I just like to feel I have handle on how the different programs work and can potentially affect my images. Although it doesn't come across this way, the important lesson for me is more about how little the differences are, rather than any nuanced differences that I might find. But I like to feel, when making choices about programs I'm making an informed assessment.
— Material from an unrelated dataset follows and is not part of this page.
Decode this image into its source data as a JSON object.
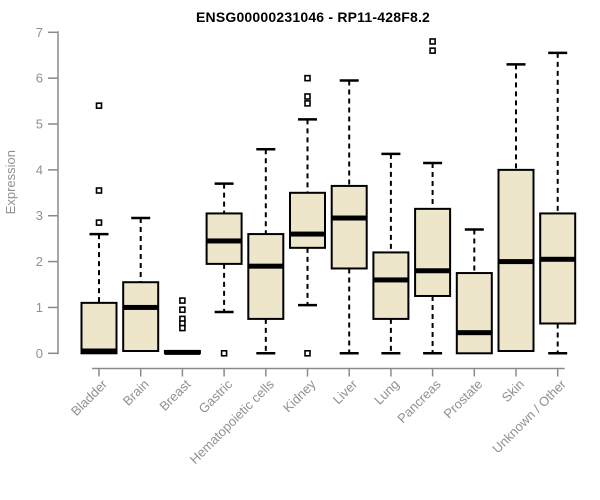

Indeed, And us users need people like to you to help us make the choices we make over software and other things. I don't really have that much interest in technical details but I like to to know I'm roughly making the right decisions. :)
 
Sharpening and denoising aren't things I've ever bothered with much as the photos I take and where/how I display them doesn't really need me to make clean sharp pictures with lots of detail. If a photo is a bit unsharp I print it smaller and nobody can tell!

That said, LR's denoise has made a difference to some recent shots of mine. Although only at pixel peeping level. reduced down to the size TP allows them to be displayed there's no difference between before and after!

But I realise it's different for different kinds of photographs and uses.
For what I would call subject orientated photography, e.g. documentary, noise and sharpness are almost entirely eclipsed by the subject. If it isn't, then reducing noise or improving sharpness still won't make it a good photograph.

With bird photography, a lot of the attraction, for many is the detail and colours of the bird, where too much noise and lack of sharpness can directly detract from the enjoyment of the picture.

Although, I also do bird photographs, my biggest emotional commitment is to landscape where I have, as with everything in my life, a dichotomy of preferences. I love the grainy, gritty landscapes of the likes of Bill Brandt, and the "perfect print" approach of Ansel Adams and his ilk (even though I'm not actually all that excited by Ansel Adam's images).

With the latter type of image I find the connection is more abstract and related to the tonal and colour gradation, the details and the geometry of the shapes that make up the image. Even if the subject is recognisable as a tree and leaves, or a rock and lichens, or a mountain and river, the subject is largely (totally) irrelevant to my emotional reaction to the image.

For these latter photographs, I find that small nuanced changes with things like noise and sharpening, which can also affect tonal and colour gradation can be important to the "feel" of these types on images.
 
I find that if I do adjustments before using it, even if that is only cropping it will sometimes say it is working but never complete - the only way to continue doing anything is close lightroom and it still says task in progress but allows you to shut down.
So probably best to normally use it first if you are going to.